New Tech Extracts Hydrogen Gas from Liquid Carriers at Lower-Cost
One of the technical hurdles of hydrogen is that transporting it in its gas form is dangerous. Therefore, hydrogen needs to be transported via a liquid carrier but extracting it at destination sites is expensive and energy intensive.
“Previous research has shown that it is possible to use photocatalysts to release hydrogen gas from a liquid carrier using only sunlight,” Abolhasani says. “However, existing techniques for doing this were laborious, time consuming and required a significant amount of rhodium – a metal that is very expensive.”

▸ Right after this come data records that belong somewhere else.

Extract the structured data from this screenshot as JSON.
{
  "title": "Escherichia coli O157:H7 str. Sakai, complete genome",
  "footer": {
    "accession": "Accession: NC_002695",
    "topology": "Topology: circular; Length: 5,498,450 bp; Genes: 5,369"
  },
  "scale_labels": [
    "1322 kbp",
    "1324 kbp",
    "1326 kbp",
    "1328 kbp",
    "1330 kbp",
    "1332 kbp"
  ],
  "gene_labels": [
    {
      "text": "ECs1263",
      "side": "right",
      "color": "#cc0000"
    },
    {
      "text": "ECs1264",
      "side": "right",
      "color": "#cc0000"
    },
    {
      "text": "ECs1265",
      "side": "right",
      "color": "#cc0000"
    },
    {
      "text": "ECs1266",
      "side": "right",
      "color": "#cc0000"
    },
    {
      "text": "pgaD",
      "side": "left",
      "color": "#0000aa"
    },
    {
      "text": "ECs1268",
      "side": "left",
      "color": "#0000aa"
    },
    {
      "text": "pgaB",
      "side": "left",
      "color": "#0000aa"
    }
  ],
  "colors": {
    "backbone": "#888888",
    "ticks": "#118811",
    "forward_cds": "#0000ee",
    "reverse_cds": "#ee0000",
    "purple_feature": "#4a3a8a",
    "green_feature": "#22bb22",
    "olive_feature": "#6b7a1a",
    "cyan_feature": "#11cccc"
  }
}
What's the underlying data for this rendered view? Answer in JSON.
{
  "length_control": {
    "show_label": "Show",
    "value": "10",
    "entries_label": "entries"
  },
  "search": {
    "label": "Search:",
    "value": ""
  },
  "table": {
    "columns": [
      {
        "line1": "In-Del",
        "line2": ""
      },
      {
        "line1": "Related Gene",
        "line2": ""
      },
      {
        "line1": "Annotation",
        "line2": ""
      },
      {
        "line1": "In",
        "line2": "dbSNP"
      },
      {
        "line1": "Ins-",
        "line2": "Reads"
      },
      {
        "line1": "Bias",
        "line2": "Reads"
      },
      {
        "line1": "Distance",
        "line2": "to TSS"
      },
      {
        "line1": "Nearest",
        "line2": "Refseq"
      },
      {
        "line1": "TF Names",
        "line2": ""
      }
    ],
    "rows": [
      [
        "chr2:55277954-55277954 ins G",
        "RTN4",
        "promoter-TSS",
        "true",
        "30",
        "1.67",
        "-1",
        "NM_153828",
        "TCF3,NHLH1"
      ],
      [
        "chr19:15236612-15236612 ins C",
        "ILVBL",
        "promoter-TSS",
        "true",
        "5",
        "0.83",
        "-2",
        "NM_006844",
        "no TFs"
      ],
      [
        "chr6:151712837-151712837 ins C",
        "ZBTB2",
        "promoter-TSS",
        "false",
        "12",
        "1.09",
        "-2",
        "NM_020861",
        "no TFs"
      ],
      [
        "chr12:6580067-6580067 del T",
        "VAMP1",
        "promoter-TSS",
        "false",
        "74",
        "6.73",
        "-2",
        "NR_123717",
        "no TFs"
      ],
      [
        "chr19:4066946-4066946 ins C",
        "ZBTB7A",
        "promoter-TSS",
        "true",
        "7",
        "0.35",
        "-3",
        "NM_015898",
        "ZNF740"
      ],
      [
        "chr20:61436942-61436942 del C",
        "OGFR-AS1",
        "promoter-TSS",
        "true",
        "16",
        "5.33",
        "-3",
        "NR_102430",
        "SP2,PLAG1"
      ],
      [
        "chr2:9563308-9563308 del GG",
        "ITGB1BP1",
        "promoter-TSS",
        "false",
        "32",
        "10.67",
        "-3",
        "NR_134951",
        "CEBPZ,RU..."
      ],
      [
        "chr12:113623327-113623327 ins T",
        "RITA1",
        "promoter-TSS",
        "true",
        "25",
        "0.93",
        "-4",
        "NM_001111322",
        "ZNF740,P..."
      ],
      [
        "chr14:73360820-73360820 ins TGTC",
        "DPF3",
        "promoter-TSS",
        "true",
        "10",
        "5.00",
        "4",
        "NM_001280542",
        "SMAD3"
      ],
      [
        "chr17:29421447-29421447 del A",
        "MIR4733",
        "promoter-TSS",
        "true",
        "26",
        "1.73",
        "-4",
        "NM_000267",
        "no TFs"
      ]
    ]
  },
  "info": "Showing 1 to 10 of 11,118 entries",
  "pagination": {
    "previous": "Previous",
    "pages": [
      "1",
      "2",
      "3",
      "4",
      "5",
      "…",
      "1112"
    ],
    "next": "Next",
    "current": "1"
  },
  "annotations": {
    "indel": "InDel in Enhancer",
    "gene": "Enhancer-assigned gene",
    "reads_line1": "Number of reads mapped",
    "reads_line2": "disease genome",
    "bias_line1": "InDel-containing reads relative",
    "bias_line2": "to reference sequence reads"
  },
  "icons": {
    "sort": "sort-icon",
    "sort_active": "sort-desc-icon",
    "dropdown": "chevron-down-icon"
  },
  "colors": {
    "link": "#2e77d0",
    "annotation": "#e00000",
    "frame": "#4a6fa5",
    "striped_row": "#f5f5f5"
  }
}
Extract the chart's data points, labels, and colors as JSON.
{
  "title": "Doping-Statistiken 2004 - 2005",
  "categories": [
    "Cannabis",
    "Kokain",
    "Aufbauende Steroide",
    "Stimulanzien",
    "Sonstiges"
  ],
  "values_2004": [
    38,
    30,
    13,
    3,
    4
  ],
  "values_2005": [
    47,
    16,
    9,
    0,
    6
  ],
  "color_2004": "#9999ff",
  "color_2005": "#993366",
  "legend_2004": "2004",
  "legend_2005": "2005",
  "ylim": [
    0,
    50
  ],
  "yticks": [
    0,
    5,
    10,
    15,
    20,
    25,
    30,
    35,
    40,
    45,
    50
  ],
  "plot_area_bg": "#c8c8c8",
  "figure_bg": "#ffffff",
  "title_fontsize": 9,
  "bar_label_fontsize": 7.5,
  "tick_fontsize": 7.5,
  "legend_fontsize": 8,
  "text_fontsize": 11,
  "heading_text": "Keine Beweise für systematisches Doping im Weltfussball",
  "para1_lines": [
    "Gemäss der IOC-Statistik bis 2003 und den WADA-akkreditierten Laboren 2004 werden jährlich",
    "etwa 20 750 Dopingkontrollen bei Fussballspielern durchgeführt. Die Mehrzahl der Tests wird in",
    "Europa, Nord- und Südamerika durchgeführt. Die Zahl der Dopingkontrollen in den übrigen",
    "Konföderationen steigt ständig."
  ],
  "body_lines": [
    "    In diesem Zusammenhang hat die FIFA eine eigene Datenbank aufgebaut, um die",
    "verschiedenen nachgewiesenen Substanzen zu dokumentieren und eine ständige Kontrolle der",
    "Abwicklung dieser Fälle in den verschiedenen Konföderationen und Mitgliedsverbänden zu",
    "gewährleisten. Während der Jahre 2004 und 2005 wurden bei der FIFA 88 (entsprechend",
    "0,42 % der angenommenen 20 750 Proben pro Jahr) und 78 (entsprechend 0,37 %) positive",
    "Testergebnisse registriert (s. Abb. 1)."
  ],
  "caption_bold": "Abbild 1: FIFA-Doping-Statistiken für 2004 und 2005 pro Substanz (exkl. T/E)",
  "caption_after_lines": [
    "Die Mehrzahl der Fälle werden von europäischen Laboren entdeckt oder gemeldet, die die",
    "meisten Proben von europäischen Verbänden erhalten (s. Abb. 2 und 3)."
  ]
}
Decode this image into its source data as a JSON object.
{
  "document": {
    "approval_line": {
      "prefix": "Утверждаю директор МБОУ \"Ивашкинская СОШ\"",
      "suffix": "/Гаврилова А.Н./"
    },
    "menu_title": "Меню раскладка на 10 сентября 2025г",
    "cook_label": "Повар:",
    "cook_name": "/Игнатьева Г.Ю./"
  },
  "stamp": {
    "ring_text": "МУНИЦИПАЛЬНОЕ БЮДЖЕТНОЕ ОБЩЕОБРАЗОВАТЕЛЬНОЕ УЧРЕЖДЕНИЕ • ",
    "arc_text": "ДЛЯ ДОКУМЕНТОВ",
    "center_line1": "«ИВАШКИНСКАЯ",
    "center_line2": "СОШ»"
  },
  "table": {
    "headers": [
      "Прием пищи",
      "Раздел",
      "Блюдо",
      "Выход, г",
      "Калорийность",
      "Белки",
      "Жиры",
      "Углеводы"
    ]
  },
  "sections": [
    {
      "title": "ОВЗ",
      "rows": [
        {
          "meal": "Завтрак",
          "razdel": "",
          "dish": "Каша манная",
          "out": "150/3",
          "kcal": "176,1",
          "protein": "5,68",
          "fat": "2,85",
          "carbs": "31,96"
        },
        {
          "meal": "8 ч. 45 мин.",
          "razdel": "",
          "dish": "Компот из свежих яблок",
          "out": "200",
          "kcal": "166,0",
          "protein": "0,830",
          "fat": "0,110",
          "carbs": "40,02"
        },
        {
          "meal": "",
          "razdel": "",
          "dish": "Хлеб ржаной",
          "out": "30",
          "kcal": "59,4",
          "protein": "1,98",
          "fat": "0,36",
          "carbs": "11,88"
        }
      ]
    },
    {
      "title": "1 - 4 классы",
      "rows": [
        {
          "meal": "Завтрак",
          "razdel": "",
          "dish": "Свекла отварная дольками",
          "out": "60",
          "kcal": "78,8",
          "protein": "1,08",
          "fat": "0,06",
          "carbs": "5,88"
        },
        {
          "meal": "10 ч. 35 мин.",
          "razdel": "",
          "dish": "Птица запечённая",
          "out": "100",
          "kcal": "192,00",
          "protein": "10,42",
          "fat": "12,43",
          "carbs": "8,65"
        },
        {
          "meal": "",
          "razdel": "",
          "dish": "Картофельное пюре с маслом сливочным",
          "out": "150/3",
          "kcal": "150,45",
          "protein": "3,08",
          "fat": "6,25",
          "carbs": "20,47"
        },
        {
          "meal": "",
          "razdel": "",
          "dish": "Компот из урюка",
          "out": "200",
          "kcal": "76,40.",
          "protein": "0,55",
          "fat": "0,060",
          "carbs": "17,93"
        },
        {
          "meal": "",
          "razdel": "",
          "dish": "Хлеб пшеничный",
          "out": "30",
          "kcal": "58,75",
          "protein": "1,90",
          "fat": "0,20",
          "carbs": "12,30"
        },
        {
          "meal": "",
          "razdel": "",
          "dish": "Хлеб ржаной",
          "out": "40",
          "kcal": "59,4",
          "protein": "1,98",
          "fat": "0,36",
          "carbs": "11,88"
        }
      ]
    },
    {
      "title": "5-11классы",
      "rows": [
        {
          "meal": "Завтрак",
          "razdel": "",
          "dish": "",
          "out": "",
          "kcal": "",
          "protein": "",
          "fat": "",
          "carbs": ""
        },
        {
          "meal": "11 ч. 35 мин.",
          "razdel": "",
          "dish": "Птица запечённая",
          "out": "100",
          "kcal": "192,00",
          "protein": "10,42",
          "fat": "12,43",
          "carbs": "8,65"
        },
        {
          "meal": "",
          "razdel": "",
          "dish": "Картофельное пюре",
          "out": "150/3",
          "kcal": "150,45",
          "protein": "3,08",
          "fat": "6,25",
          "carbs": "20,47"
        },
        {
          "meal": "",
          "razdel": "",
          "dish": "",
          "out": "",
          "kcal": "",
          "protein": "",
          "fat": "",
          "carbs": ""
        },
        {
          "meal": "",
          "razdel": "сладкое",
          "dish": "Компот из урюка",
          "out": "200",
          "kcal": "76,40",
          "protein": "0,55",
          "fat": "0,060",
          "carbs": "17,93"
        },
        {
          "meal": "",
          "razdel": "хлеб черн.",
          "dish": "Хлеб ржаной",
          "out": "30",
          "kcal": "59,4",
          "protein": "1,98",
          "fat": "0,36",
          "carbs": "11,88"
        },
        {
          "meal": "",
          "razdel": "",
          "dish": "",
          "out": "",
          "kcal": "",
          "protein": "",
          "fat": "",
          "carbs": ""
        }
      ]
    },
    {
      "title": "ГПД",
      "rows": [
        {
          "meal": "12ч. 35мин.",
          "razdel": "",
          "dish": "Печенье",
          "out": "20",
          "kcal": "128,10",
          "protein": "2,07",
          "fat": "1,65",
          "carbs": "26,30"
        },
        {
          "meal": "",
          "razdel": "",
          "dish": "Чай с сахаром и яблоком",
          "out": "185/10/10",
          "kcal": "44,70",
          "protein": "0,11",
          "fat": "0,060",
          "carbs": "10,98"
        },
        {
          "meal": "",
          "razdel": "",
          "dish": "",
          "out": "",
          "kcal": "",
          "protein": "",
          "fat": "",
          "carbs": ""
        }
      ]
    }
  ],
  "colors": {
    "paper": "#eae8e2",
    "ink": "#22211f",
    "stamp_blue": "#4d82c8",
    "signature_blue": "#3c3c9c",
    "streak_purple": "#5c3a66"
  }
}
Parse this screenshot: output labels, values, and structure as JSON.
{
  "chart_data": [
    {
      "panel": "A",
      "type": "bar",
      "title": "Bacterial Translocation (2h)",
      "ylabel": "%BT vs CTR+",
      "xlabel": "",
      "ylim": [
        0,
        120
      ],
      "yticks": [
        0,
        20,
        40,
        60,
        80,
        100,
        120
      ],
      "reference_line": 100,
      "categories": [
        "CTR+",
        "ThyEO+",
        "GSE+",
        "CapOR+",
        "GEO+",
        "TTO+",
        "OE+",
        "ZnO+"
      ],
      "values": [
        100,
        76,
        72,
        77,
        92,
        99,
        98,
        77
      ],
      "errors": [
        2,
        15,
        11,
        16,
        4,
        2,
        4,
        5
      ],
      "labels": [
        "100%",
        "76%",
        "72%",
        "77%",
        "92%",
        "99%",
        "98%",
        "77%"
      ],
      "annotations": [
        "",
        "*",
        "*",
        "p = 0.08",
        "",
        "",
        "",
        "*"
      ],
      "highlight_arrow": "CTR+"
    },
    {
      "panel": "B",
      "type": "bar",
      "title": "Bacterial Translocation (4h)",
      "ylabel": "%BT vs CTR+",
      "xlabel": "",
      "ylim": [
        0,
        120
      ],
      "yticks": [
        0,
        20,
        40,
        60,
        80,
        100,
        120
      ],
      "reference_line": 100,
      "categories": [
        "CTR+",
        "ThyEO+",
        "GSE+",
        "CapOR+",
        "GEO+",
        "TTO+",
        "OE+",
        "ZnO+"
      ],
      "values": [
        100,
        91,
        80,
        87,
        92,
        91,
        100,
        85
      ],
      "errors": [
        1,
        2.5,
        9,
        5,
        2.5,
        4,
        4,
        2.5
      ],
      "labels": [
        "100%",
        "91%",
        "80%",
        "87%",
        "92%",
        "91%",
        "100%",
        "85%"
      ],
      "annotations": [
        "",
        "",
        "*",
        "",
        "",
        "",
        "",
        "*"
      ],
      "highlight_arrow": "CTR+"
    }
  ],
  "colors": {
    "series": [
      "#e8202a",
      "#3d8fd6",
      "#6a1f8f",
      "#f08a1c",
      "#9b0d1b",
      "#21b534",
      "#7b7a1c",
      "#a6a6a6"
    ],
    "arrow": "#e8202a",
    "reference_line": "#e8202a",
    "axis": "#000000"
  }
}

“We’ve developed a technique that applies a reusable photocatalyst and sunlight to extract hydrogen gas from its liquid carrier more quickly and using less rhodium – making the entire process significantly less expensive,” says Malek Ibrahim, first author of the paper and a former postdoctoral researcher at NC State. “What’s more, the only byproducts are hydrogen gas and the liquid carrier itself, which can be reused repeatedly. It’s very sustainable.”
The system is engineered so that only the outer grains of titanium oxide are covered with rhodium.
The innovation is a continuous-flow tube like reactor filled with micron-scale grains of titanium oxide, many of which are coated with rhodium. The hydrogen carrying liquid is pumped to one end of the tube. The rhodium-coated particles, which are photoreactive catalysts, line the outer part of the tube. When exposed to sunlight the particles react with the liquid to release hydrogen molecules as a gas.
“In a conventional batch reactor, 99% of the photocatalyst is titanium oxide and 1% is rhodium,” Abolhasani said. “In our continuous flow reactor, we only need to use 0.025% rhodium, which makes a big difference in the final cost. A single gram of rhodium costs more than $500.”
In their prototype reactor the scientists were able to release 99% of the hydrogen molecules from the liquid carrier in just three hours.
“That’s eight times faster than conventional batch reactors, which take 24 hours to reach 99% yield,” Ibrahim says. “And the system should be easy to scale up or scale out to allow for catalyst reuse on commercial scale – you can simply make the tube longer or merge multiple tubes running in parallel.”
NC State has filed a provisional patent for the technology.